Panarat Thepgumpanat
·2-min read
Pro-democracy protesters perform in front of the Royal Thai Army headquarters in Bangkok
Pro-democracy protesters perform in front of the Royal Thai Army headquarters in Bangkok

By Panarat Thepgumpanat

BANGKOK (Reuters) - Thai protest leaders said on Friday they expected the biggest anti-government demonstration in years this weekend and vowed to reiterate their calls for reforms of the monarchy despite official pressure to stop.

Demonstrators have since mid-July been demanding the removal of Prime Minister Prayuth Chan-ocha, a former junta leader, and changes to a constitution they say was designed to extend military domination of politics after a general election last year.

Some protesters have also called for unprecedented reforms of the monarchy, previously a taboo subject in Thailand.

"Tomorrow's rally will make history and will be the biggest one since the 2014 coup," Parit "Penguin" Chiwarak, one of the protest leaders, told Reuters, adding that he believed as many as 100,000 people could show up.

Police said they expected up to 50,000 to join the protest.

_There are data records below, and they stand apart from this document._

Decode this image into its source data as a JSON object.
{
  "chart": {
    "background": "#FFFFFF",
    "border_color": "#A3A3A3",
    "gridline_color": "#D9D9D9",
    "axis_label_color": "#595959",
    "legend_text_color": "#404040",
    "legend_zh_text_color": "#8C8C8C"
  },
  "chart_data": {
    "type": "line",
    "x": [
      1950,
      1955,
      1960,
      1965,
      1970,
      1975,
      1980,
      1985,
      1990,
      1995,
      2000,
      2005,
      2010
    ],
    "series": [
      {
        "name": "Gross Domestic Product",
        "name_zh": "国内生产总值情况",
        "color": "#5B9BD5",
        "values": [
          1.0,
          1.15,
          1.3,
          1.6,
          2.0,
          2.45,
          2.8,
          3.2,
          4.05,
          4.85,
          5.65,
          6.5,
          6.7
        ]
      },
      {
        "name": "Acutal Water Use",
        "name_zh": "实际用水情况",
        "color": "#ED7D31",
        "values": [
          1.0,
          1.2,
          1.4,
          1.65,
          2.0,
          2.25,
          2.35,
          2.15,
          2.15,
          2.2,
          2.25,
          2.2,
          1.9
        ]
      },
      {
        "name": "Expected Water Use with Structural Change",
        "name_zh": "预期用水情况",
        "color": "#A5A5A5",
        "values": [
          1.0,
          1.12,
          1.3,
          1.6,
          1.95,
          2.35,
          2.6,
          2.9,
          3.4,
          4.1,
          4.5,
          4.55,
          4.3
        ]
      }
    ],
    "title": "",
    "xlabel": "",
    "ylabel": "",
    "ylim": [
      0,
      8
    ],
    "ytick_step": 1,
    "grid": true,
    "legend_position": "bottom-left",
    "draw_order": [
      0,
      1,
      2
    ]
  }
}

Thai politics has for years been marked by challenges to the royalist, military establishment by politicians backed by poor urban and rural voters, and more recently by the student protesters.

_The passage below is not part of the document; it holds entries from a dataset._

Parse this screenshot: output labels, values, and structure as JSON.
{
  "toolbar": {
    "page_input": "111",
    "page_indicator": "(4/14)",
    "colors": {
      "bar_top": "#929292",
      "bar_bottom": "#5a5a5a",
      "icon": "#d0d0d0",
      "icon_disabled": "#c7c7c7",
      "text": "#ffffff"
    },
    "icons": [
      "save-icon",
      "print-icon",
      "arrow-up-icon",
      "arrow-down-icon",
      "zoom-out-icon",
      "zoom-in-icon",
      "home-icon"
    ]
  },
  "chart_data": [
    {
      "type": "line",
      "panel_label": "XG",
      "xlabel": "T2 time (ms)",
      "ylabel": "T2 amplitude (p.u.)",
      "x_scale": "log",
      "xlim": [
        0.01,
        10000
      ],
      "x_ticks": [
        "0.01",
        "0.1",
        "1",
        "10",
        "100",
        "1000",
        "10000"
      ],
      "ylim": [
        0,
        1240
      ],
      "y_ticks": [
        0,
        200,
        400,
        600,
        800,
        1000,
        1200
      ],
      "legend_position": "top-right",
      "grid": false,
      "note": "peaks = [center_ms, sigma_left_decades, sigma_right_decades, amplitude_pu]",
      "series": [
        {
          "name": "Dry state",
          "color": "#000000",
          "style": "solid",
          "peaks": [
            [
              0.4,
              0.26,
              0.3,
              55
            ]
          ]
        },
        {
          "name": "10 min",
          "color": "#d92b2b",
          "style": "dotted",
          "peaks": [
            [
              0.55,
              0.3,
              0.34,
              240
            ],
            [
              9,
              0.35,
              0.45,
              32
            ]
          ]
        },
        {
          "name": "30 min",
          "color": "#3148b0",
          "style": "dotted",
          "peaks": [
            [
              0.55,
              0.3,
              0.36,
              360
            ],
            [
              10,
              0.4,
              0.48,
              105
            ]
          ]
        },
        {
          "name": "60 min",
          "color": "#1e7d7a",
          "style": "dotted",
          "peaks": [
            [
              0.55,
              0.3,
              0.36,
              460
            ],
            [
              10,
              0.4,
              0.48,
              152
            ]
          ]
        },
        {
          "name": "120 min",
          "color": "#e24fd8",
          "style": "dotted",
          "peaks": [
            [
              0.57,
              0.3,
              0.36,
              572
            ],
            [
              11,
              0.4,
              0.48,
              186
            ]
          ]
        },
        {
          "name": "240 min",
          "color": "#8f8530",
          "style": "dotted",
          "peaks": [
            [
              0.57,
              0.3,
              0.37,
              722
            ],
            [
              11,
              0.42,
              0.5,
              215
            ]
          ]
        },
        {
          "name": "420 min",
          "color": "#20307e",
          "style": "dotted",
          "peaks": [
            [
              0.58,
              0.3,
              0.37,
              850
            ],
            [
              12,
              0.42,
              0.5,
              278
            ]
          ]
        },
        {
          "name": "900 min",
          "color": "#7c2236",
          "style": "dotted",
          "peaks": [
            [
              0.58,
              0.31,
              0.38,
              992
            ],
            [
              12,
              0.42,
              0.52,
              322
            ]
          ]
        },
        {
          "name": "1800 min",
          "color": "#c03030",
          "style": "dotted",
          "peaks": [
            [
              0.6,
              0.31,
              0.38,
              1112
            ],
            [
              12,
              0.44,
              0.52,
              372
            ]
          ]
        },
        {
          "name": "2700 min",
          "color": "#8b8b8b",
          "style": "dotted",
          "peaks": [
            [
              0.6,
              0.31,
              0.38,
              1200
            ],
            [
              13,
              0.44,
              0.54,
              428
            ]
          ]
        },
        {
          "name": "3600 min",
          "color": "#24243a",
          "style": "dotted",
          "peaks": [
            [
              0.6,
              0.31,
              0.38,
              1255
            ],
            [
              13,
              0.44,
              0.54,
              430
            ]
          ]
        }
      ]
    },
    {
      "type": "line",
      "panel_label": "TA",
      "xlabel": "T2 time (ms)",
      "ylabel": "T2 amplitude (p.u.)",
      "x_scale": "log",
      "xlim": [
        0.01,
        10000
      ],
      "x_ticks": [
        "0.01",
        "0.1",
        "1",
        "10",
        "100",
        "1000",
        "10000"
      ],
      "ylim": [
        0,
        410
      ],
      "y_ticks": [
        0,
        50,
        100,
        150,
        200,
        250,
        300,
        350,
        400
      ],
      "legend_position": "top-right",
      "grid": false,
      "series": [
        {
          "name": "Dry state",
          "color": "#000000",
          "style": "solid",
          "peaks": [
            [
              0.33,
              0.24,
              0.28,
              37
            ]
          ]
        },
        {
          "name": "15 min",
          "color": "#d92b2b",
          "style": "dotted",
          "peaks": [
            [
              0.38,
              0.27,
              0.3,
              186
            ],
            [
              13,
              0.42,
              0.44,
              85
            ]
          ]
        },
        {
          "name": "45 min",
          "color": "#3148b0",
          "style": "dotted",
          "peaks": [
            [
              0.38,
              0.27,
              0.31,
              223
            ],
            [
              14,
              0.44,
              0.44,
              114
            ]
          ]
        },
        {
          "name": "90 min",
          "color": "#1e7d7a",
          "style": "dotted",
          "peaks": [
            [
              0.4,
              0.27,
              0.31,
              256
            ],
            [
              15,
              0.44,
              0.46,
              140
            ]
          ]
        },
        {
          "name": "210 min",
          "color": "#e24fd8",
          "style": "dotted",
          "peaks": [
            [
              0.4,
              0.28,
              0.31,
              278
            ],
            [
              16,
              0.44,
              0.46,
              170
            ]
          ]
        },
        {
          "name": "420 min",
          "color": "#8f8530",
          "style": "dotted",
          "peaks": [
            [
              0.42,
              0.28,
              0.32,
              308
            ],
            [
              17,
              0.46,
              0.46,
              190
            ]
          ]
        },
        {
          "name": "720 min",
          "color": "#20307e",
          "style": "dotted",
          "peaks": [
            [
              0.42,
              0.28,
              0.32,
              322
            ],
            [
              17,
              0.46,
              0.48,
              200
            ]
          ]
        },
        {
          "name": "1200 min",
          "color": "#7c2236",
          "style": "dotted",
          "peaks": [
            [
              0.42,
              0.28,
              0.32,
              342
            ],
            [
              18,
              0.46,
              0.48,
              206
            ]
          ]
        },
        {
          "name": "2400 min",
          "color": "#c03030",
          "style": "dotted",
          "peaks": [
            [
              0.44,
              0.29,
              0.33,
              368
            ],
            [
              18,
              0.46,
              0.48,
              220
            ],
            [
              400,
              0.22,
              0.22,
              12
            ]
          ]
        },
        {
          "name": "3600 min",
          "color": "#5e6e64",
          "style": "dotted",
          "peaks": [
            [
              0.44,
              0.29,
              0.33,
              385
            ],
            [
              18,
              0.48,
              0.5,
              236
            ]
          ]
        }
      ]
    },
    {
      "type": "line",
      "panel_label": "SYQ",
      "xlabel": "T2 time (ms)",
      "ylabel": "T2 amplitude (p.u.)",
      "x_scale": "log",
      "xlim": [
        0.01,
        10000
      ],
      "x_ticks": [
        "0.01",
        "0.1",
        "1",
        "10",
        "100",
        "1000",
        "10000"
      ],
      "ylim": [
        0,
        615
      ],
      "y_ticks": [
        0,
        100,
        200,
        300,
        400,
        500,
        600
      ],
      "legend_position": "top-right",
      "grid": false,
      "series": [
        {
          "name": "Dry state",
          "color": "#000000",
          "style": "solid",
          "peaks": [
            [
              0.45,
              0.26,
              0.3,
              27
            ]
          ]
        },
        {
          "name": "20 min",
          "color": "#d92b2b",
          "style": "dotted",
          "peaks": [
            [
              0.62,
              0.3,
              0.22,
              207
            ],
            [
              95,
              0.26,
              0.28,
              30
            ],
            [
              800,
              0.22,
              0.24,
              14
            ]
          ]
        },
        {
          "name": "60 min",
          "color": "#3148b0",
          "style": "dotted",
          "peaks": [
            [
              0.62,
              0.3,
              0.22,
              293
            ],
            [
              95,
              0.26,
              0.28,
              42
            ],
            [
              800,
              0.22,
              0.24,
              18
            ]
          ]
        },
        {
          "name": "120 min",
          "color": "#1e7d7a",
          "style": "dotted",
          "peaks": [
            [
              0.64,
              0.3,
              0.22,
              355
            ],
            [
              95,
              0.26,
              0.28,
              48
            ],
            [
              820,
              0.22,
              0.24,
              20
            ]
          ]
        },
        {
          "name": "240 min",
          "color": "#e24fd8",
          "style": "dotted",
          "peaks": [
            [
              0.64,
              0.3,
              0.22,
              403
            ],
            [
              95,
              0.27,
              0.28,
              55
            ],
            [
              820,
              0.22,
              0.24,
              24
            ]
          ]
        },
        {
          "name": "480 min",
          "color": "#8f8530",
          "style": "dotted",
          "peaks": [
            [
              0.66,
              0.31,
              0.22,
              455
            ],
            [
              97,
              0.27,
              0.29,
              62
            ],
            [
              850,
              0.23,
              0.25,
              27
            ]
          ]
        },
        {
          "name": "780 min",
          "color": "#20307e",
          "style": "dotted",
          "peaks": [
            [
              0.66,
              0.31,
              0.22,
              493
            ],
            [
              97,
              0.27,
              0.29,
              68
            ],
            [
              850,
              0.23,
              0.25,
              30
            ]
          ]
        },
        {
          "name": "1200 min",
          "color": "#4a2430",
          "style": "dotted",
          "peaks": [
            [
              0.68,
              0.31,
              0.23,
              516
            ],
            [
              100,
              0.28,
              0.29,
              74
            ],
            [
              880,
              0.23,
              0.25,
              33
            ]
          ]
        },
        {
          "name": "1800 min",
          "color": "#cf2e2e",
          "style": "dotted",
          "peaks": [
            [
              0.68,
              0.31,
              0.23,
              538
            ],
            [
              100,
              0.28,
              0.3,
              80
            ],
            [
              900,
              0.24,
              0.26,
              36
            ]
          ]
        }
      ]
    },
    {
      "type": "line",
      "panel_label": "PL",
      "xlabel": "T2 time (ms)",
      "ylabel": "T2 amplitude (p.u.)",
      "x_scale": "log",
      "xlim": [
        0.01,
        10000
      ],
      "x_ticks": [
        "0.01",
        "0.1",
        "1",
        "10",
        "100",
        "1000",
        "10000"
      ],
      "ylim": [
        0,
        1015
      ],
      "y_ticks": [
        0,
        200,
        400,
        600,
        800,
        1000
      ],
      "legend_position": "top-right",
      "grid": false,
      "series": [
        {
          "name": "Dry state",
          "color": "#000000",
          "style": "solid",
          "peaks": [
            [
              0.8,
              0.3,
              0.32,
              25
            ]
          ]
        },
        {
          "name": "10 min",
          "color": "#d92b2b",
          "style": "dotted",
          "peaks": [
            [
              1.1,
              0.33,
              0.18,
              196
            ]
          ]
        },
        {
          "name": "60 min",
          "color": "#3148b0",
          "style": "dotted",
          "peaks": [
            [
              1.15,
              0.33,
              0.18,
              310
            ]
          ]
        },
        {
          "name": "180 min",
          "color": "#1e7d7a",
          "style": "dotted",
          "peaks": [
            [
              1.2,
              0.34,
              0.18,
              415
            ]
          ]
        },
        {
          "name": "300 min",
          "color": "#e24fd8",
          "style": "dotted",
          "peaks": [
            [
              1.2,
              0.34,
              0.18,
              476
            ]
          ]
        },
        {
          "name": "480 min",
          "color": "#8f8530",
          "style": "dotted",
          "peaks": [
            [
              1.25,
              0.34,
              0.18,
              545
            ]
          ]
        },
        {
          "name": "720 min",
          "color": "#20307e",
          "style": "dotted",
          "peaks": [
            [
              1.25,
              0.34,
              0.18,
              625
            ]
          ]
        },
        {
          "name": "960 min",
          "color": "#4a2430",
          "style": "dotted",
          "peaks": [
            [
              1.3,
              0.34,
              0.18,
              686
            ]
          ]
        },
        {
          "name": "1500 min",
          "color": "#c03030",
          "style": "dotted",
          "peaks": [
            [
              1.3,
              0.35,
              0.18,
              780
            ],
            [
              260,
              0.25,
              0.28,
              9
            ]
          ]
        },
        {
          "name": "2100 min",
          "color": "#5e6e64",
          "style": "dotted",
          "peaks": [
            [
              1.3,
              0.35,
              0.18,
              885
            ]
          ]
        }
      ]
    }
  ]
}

The military, which proclaims itself the defender of the country's core institutions, in particular the monarchy, has stepped in to overthrow civilian governments numerous times, most recently in 2014, citing the need to maintain stability.

Tens of thousands of protesters are due to gather on Saturday at Bangkok's Thammasat University and march to the prime minister's offices, known as Government House, on Sunday to put pressure on Prayuth.

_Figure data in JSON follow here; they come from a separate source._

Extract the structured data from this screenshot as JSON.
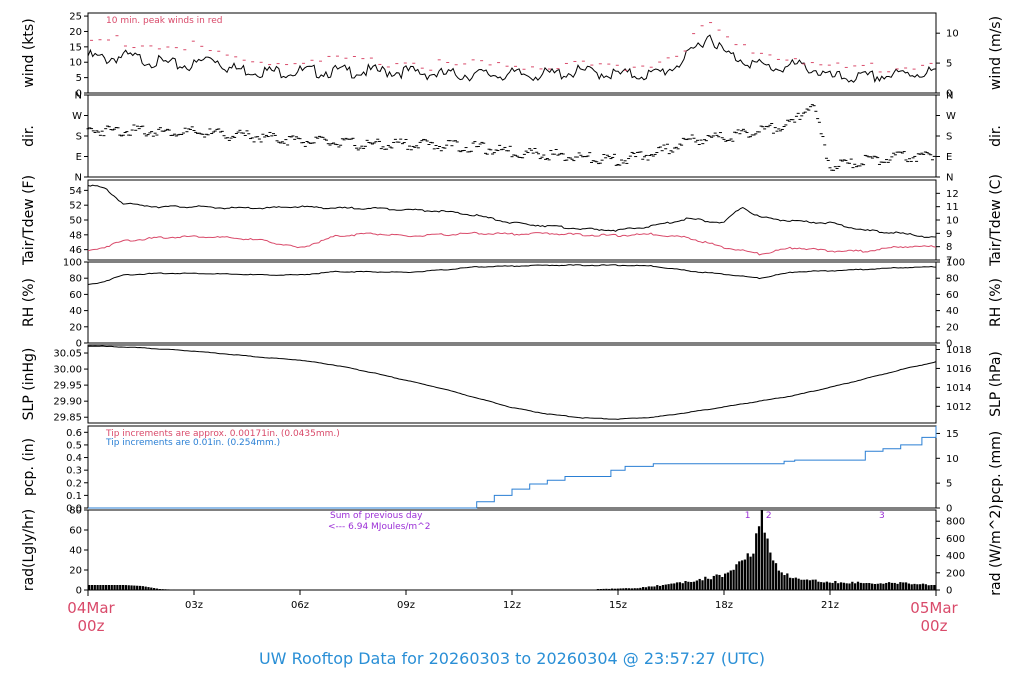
{
  "footer": {
    "title": "UW Rooftop Data for 20260303  to  20260304 @ 23:57:27  (UTC)"
  },
  "colors": {
    "black": "#000000",
    "red": "#d94a6a",
    "blue": "#2a7fd4",
    "purple": "#9b2fd6",
    "footer": "#2a8fd6"
  },
  "x_axis": {
    "range_hours": [
      0,
      24
    ],
    "ticks": [
      {
        "h": 3,
        "label": "03z"
      },
      {
        "h": 6,
        "label": "06z"
      },
      {
        "h": 9,
        "label": "09z"
      },
      {
        "h": 12,
        "label": "12z"
      },
      {
        "h": 15,
        "label": "15z"
      },
      {
        "h": 18,
        "label": "18z"
      },
      {
        "h": 21,
        "label": "21z"
      }
    ],
    "start_label": [
      "04Mar",
      "00z"
    ],
    "end_label": [
      "05Mar",
      "00z"
    ]
  },
  "chart_data": [
    {
      "type": "line",
      "id": "wind",
      "ylabel": "wind (kts)",
      "ylabel_right": "wind (m/s)",
      "ylim": [
        0,
        26
      ],
      "yticks": [
        0,
        5,
        10,
        15,
        20,
        25
      ],
      "right_ticks": [
        {
          "label": "0",
          "value": 0
        },
        {
          "label": "5",
          "value": 9.72
        },
        {
          "label": "10",
          "value": 19.44
        }
      ],
      "annotation": "10 min. peak winds in red",
      "series": [
        {
          "name": "wind",
          "color": "#000000",
          "x": [
            0,
            0.5,
            1,
            1.5,
            2,
            2.5,
            3,
            3.5,
            4,
            5,
            6,
            7,
            8,
            9,
            10,
            11,
            12,
            13,
            14,
            15,
            16,
            16.5,
            17,
            17.3,
            17.6,
            18,
            18.5,
            19,
            19.5,
            20,
            20.5,
            21,
            22,
            23,
            24
          ],
          "y": [
            12,
            11,
            12,
            11,
            10,
            9,
            9,
            12,
            8,
            7,
            7,
            7,
            7,
            7,
            6,
            6,
            6,
            6,
            7,
            6,
            6,
            8,
            12,
            16,
            19,
            13,
            11,
            9,
            8,
            9,
            8,
            5,
            5,
            6,
            7
          ]
        },
        {
          "name": "peak",
          "color": "#d94a6a",
          "x": [
            0,
            1,
            2,
            3,
            4,
            5,
            6,
            7,
            8,
            9,
            10,
            11,
            12,
            13,
            14,
            15,
            16,
            17,
            17.5,
            18,
            18.5,
            19,
            20,
            21,
            22,
            23,
            24
          ],
          "y": [
            17,
            17,
            15,
            15,
            11,
            10,
            10,
            10,
            10,
            10,
            9,
            9,
            9,
            9,
            9,
            9,
            9,
            15,
            24,
            18,
            14,
            13,
            12,
            8,
            8,
            9,
            10
          ]
        }
      ]
    },
    {
      "type": "scatter",
      "id": "dir",
      "ylabel": "dir.",
      "ylabel_right": "dir.",
      "ylim": [
        0,
        360
      ],
      "ytick_labels": [
        {
          "label": "N",
          "value": 0
        },
        {
          "label": "E",
          "value": 90
        },
        {
          "label": "S",
          "value": 180
        },
        {
          "label": "W",
          "value": 270
        },
        {
          "label": "N",
          "value": 360
        }
      ],
      "series": [
        {
          "name": "direction",
          "color": "#000000",
          "x": [
            0,
            1,
            2,
            3,
            4,
            5,
            6,
            7,
            8,
            9,
            10,
            11,
            12,
            13,
            14,
            15,
            16,
            17,
            18,
            19,
            20,
            20.5,
            21,
            22,
            23,
            24
          ],
          "y": [
            205,
            205,
            200,
            195,
            185,
            175,
            160,
            150,
            140,
            145,
            140,
            130,
            110,
            100,
            85,
            75,
            100,
            160,
            175,
            200,
            240,
            330,
            45,
            70,
            90,
            95
          ]
        }
      ]
    },
    {
      "type": "line",
      "id": "temp",
      "ylabel": "Tair/Tdew (F)",
      "ylabel_right": "Tair/Tdew (C)",
      "ylim": [
        44.6,
        55.4
      ],
      "yticks": [
        46,
        48,
        50,
        52,
        54
      ],
      "right_ticks": [
        {
          "label": "7",
          "value": 44.6
        },
        {
          "label": "8",
          "value": 46.4
        },
        {
          "label": "9",
          "value": 48.2
        },
        {
          "label": "10",
          "value": 50
        },
        {
          "label": "11",
          "value": 51.8
        },
        {
          "label": "12",
          "value": 53.6
        }
      ],
      "series": [
        {
          "name": "Tair",
          "color": "#000000",
          "x": [
            0,
            0.5,
            1,
            2,
            3,
            4,
            5,
            6,
            7,
            8,
            9,
            10,
            11,
            12,
            13,
            14,
            15,
            16,
            17,
            18,
            18.5,
            19,
            20,
            21,
            22,
            23,
            24
          ],
          "y": [
            54.8,
            54.2,
            52.2,
            51.8,
            51.8,
            51.6,
            51.6,
            51.8,
            51.6,
            51.6,
            51.4,
            51.2,
            50.6,
            49.6,
            49.2,
            48.8,
            48.6,
            49.2,
            50.2,
            49.6,
            51.8,
            50.4,
            49.8,
            49.6,
            48.6,
            48.2,
            47.6
          ]
        },
        {
          "name": "Tdew",
          "color": "#d94a6a",
          "x": [
            0,
            0.5,
            1,
            2,
            3,
            4,
            5,
            6,
            7,
            8,
            9,
            10,
            11,
            12,
            13,
            14,
            15,
            16,
            17,
            18,
            18.5,
            19,
            20,
            21,
            22,
            23,
            24
          ],
          "y": [
            45.8,
            46.4,
            47.2,
            47.6,
            47.8,
            47.6,
            47.2,
            46.2,
            47.8,
            48.2,
            47.8,
            48.0,
            48.2,
            48.1,
            48.2,
            48.0,
            47.9,
            48.1,
            47.6,
            46.3,
            45.9,
            45.4,
            46.3,
            45.8,
            45.8,
            46.4,
            46.4
          ]
        }
      ]
    },
    {
      "type": "line",
      "id": "rh",
      "ylabel": "RH (%)",
      "ylabel_right": "RH (%)",
      "ylim": [
        0,
        100
      ],
      "yticks": [
        0,
        20,
        40,
        60,
        80,
        100
      ],
      "right_ticks": [
        {
          "label": "0",
          "value": 0
        },
        {
          "label": "20",
          "value": 20
        },
        {
          "label": "40",
          "value": 40
        },
        {
          "label": "60",
          "value": 60
        },
        {
          "label": "80",
          "value": 80
        },
        {
          "label": "100",
          "value": 100
        }
      ],
      "series": [
        {
          "name": "RH",
          "color": "#000000",
          "x": [
            0,
            0.3,
            0.6,
            1,
            2,
            3,
            4,
            5,
            6,
            7,
            8,
            9,
            10,
            11,
            12,
            13,
            14,
            15,
            16,
            17,
            18,
            19,
            20,
            21,
            22,
            23,
            24
          ],
          "y": [
            72,
            74,
            78,
            84,
            86,
            86,
            85,
            84,
            84,
            88,
            88,
            87,
            90,
            94,
            95,
            96,
            96,
            96,
            95,
            89,
            85,
            80,
            88,
            89,
            91,
            93,
            94
          ]
        }
      ]
    },
    {
      "type": "line",
      "id": "slp",
      "ylabel": "SLP (inHg)",
      "ylabel_right": "SLP (hPa)",
      "ylim": [
        29.832,
        30.075
      ],
      "yticks": [
        29.85,
        29.9,
        29.95,
        30.0,
        30.05
      ],
      "right_ticks": [
        {
          "label": "1012",
          "value": 29.884
        },
        {
          "label": "1014",
          "value": 29.943
        },
        {
          "label": "1016",
          "value": 30.002
        },
        {
          "label": "1018",
          "value": 30.061
        }
      ],
      "series": [
        {
          "name": "SLP",
          "color": "#000000",
          "x": [
            0,
            1,
            2,
            3,
            4,
            5,
            6,
            7,
            8,
            9,
            10,
            11,
            12,
            13,
            14,
            15,
            16,
            17,
            18,
            19,
            20,
            21,
            22,
            23,
            24
          ],
          "y": [
            30.072,
            30.069,
            30.063,
            30.056,
            30.046,
            30.036,
            30.028,
            30.012,
            29.99,
            29.965,
            29.94,
            29.91,
            29.88,
            29.86,
            29.848,
            29.844,
            29.85,
            29.865,
            29.882,
            29.9,
            29.918,
            29.943,
            29.97,
            29.998,
            30.023
          ]
        }
      ]
    },
    {
      "type": "line",
      "id": "pcp",
      "ylabel": "pcp. (in)",
      "ylabel_right": "pcp. (mm)",
      "ylim": [
        0,
        0.65
      ],
      "yticks": [
        0,
        0.1,
        0.2,
        0.3,
        0.4,
        0.5,
        0.6
      ],
      "right_ticks": [
        {
          "label": "0",
          "value": 0
        },
        {
          "label": "5",
          "value": 0.197
        },
        {
          "label": "10",
          "value": 0.394
        },
        {
          "label": "15",
          "value": 0.591
        }
      ],
      "annotations": [
        {
          "text": "Tip increments are approx. 0.00171in. (0.0435mm.)",
          "color": "#d94a6a"
        },
        {
          "text": "Tip increments are 0.01in. (0.254mm.)",
          "color": "#2a7fd4"
        }
      ],
      "series": [
        {
          "name": "precip",
          "color": "#2a7fd4",
          "x": [
            0,
            10.4,
            11.0,
            11.5,
            12,
            12.5,
            13,
            13.5,
            14.3,
            14.8,
            15.2,
            16,
            17,
            18,
            19,
            19.7,
            20,
            21,
            22,
            22.5,
            23,
            23.6,
            24
          ],
          "y": [
            0,
            0,
            0.05,
            0.1,
            0.15,
            0.19,
            0.22,
            0.25,
            0.25,
            0.3,
            0.33,
            0.35,
            0.35,
            0.35,
            0.35,
            0.37,
            0.38,
            0.38,
            0.45,
            0.47,
            0.5,
            0.56,
            0.65
          ]
        }
      ]
    },
    {
      "type": "bar",
      "id": "rad",
      "ylabel": "rad(Lgly/hr)",
      "ylabel_right": "rad (W/m^2)",
      "ylim": [
        0,
        80
      ],
      "yticks": [
        0,
        20,
        40,
        60,
        80
      ],
      "right_ticks": [
        {
          "label": "0",
          "value": 0
        },
        {
          "label": "200",
          "value": 17.2
        },
        {
          "label": "400",
          "value": 34.4
        },
        {
          "label": "600",
          "value": 51.6
        },
        {
          "label": "800",
          "value": 68.8
        }
      ],
      "annotation": [
        "Sum of previous day",
        "<--- 6.94 MJoules/m^2"
      ],
      "markers": [
        {
          "label": "1",
          "h": 18.7
        },
        {
          "label": "2",
          "h": 19.3
        },
        {
          "label": "3",
          "h": 22.5
        }
      ],
      "series": [
        {
          "name": "radiation",
          "color": "#000000",
          "x": [
            0,
            0.5,
            1,
            1.5,
            2,
            2.3,
            14.5,
            15,
            15.5,
            16,
            16.5,
            17,
            17.5,
            18,
            18.4,
            18.8,
            19,
            19.2,
            19.4,
            19.8,
            20.2,
            21,
            22,
            23,
            24
          ],
          "y": [
            5,
            5,
            5,
            4,
            1,
            0.5,
            1,
            1.5,
            2,
            4,
            6,
            9,
            12,
            15,
            25,
            42,
            78,
            50,
            25,
            14,
            10,
            8,
            7,
            7,
            5
          ]
        }
      ]
    }
  ]
}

A group of protesters from the university last month staged a rally at which a 10-point demand for reform of the monarchy was read out, including a call for the abolition of a law against royal criticism.

Prayuth has said the government would allow protests as a form of free speech, but that demands for reform of the monarchy were not acceptable.

Parit said the demands would be reiterated this weekend.

Thammasat University said last week it would not allow the gathering on its campus, but protesters said they were sticking to their plan. They will also use nearby Sanam Luang, a large open space in front of the Grand Palace.

Police said marching to Government House could break a law prohibiting large gatherings near restricted sites.

On Thursday, Prayuth warned the protesters against raising the risks of spreading the novel coronavirus and urged them to put the health crisis before politics.